BEIJING -- China is launching a limited pilot program allowing foreign capital to acquire majority stakes in joint ventures that produce new-energy vehicles.
The government currently restricts foreign ownership of such enterprises to 50%. But by next June, overseas investors will be allowed to raise their interest past that threshold in joint ventures located in one of the designated free-trade zones.
The Chinese revealed those objectives during a meeting Thursday between President Xi Jinping and U.S. President Donald Trump. The capital reform will apply to electric vehicles and similar "green" autos, as well as similar tanker trucks, garbage trucks and other special-use vehicles.
U.S. automaker Tesla is moving toward building an electric vehicle plant in Shanghai, which is home to a free-trade zone.
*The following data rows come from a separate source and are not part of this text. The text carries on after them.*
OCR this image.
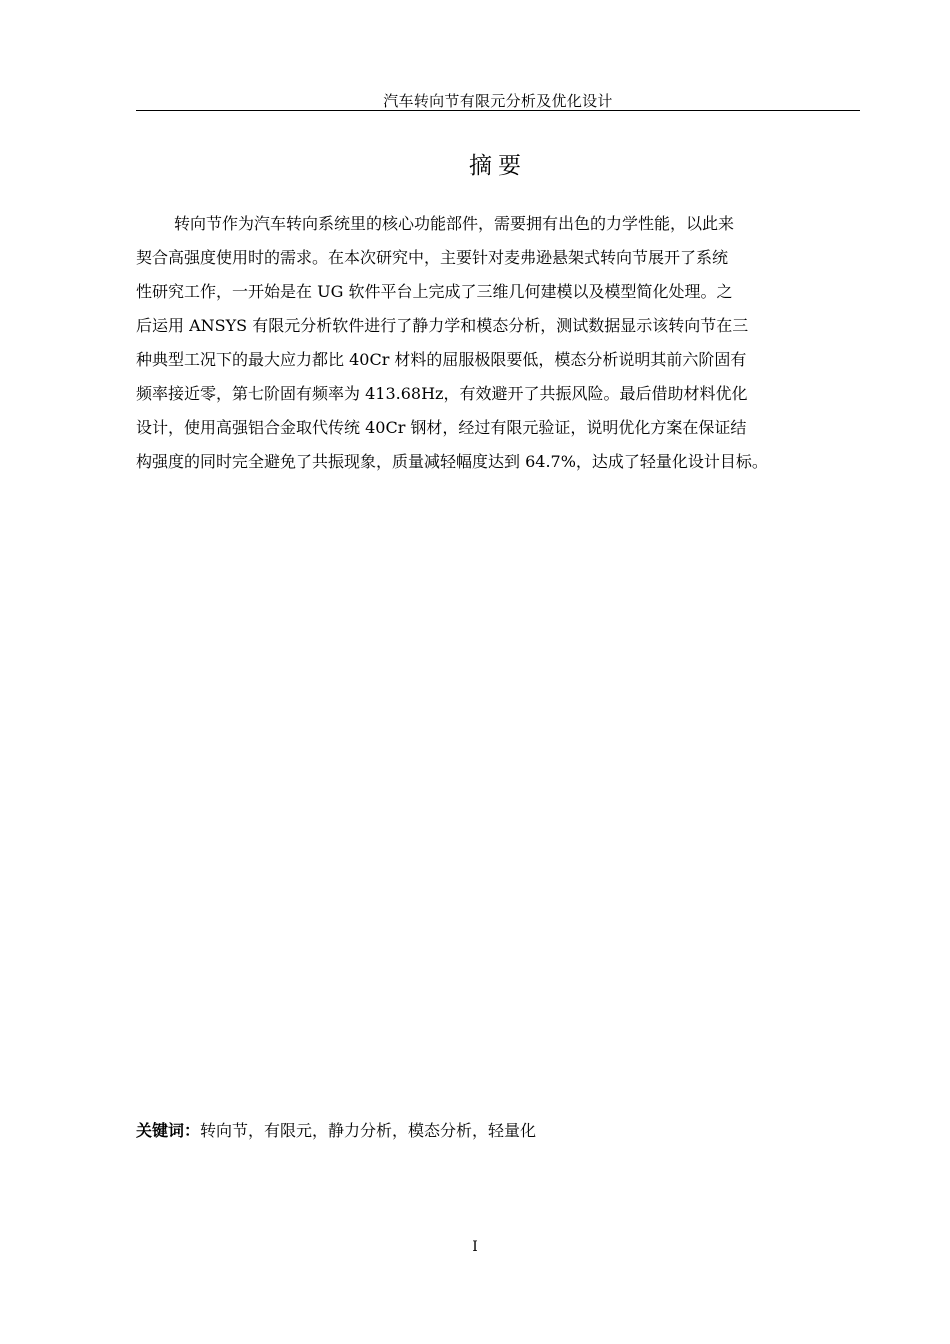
汽车转向节有限元分析及优化设计
摘要
转向节作为汽车转向系统里的核心功能部件，需要拥有出色的力学性能，以此来
契合高强度使用时的需求。在本次研究中，主要针对麦弗逊悬架式转向节展开了系统
性研究工作，一开始是在 UG 软件平台上完成了三维几何建模以及模型简化处理。之
后运用 ANSYS 有限元分析软件进行了静力学和模态分析，测试数据显示该转向节在三
种典型工况下的最大应力都比 40Cr 材料的屈服极限要低，模态分析说明其前六阶固有
频率接近零，第七阶固有频率为 413.68Hz，有效避开了共振风险。最后借助材料优化
设计，使用高强铝合金取代传统 40Cr 钢材，经过有限元验证，说明优化方案在保证结
构强度的同时完全避免了共振现象，质量减轻幅度达到 64.7%，达成了轻量化设计目标。
关键词：转向节，有限元，静力分析，模态分析，轻量化
I
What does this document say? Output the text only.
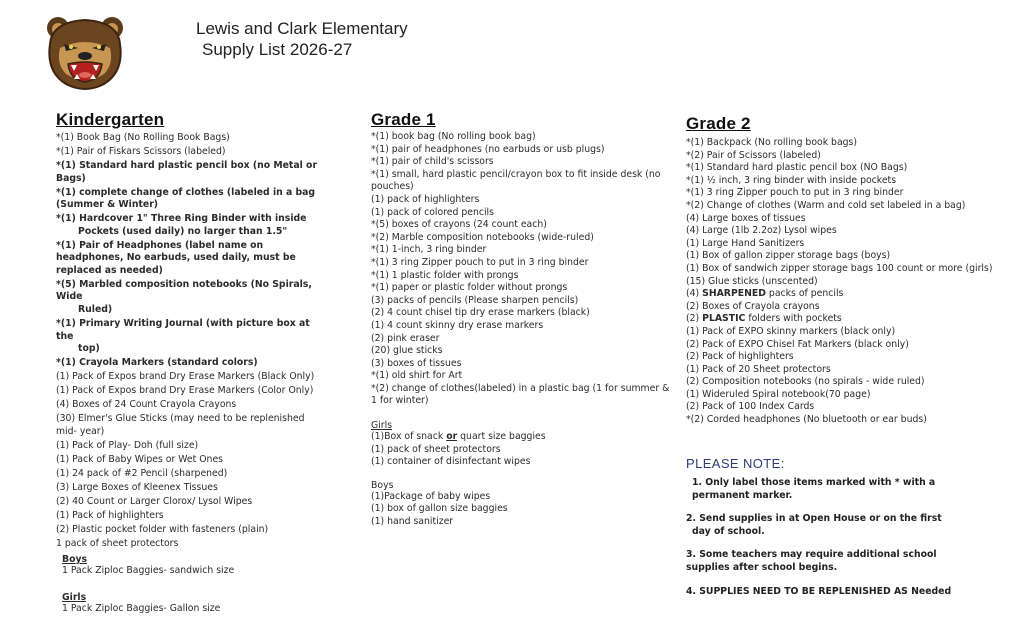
Lewis and Clark Elementary
Supply List 2026-27
Kindergarten
*(1) Book Bag (No Rolling Book Bags)
*(1) Pair of Fiskars Scissors (labeled)
*(1) Standard hard plastic pencil box (no Metal or Bags)
*(1) complete change of clothes (labeled in a bag (Summer & Winter)
*(1) Hardcover 1" Three Ring Binder with inside
Pockets (used daily) no larger than 1.5"
*(1) Pair of Headphones (label name on headphones, No earbuds, used daily, must be replaced as needed)
*(5) Marbled composition notebooks (No Spirals, Wide
Ruled)
*(1) Primary Writing Journal (with picture box at the
top)
*(1) Crayola Markers (standard colors)
(1) Pack of Expos brand Dry Erase Markers (Black Only)
(1) Pack of Expos brand Dry Erase Markers (Color Only)
(4) Boxes of 24 Count Crayola Crayons
(30) Elmer's Glue Sticks (may need to be replenished mid- year)
(1) Pack of Play- Doh (full size)
(1) Pack of Baby Wipes or Wet Ones
(1) 24 pack of #2 Pencil (sharpened)
(3) Large Boxes of Kleenex Tissues
(2) 40 Count or Larger Clorox/ Lysol Wipes
(1) Pack of highlighters
(2) Plastic pocket folder with fasteners (plain)
1 pack of sheet protectors
Boys
1 Pack Ziploc Baggies- sandwich size
Girls
1 Pack Ziploc Baggies- Gallon size
Grade 1
*(1) book bag (No rolling book bag)
*(1) pair of headphones (no earbuds or usb plugs)
*(1) pair of child's scissors
*(1) small, hard plastic pencil/crayon box to fit inside desk (no pouches)
(1) pack of highlighters
(1) pack of colored pencils
*(5) boxes of crayons (24 count each)
*(2) Marble composition notebooks (wide-ruled)
*(1) 1-inch, 3 ring binder
*(1) 3 ring Zipper pouch to put in 3 ring binder
*(1) 1 plastic folder with prongs
*(1) paper or plastic folder without prongs
(3) packs of pencils (Please sharpen pencils)
(2) 4 count chisel tip dry erase markers (black)
(1) 4 count skinny dry erase markers
(2) pink eraser
(20) glue sticks
(3) boxes of tissues
*(1) old shirt for Art
*(2) change of clothes(labeled) in a plastic bag (1 for summer & 1 for winter)
Girls
(1)Box of snack or quart size baggies
(1) pack of sheet protectors
(1) container of disinfectant wipes
Boys
(1)Package of baby wipes
(1) box of gallon size baggies
(1) hand sanitizer
Grade 2
*(1) Backpack (No rolling book bags)
*(2) Pair of Scissors (labeled)
*(1) Standard hard plastic pencil box (NO Bags)
*(1) ½ inch, 3 ring binder with inside pockets
*(1) 3 ring Zipper pouch to put in 3 ring binder
*(2) Change of clothes (Warm and cold set labeled in a bag)
(4) Large boxes of tissues
(4) Large (1lb 2.2oz) Lysol wipes
(1) Large Hand Sanitizers
(1) Box of gallon zipper storage bags (boys)
(1) Box of sandwich zipper storage bags 100 count or more (girls)
(15) Glue sticks (unscented)
(4) SHARPENED packs of pencils
(2) Boxes of Crayola crayons
(2) PLASTIC folders with pockets
(1) Pack of EXPO skinny markers (black only)
(2) Pack of EXPO Chisel Fat Markers (black only)
(2) Pack of highlighters
(1) Pack of 20 Sheet protectors
(2) Composition notebooks (no spirals - wide ruled)
(1) Wideruled Spiral notebook(70 page)
(2) Pack of 100 Index Cards
*(2) Corded headphones (No bluetooth or ear buds)
PLEASE NOTE:

1. Only label those items marked with * with a
permanent marker.

2. Send supplies in at Open House or on the first
day of school.

3. Some teachers may require additional school
supplies after school begins.

4. SUPPLIES NEED TO BE REPLENISHED AS Needed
Tesla could be a beneficiary of the deregulation.
China is making manufacture of new-energy autos a national priority. The one-party state plans to require automakers operating within its borders to make and sell them in 2019. Foreign-owned ventures are also expected to step up output of green vehicles, so the relaxed capital rules may be applied widely.
During the Xi-Trump summit, the Chinese also outlined their intention to gradually lower tariffs for vehicle imports, as well as allow foreign companies greater access to the banking, securities, insurance and other sectors. Details regarding the timeframe and implementation of those reforms have not been disclosed.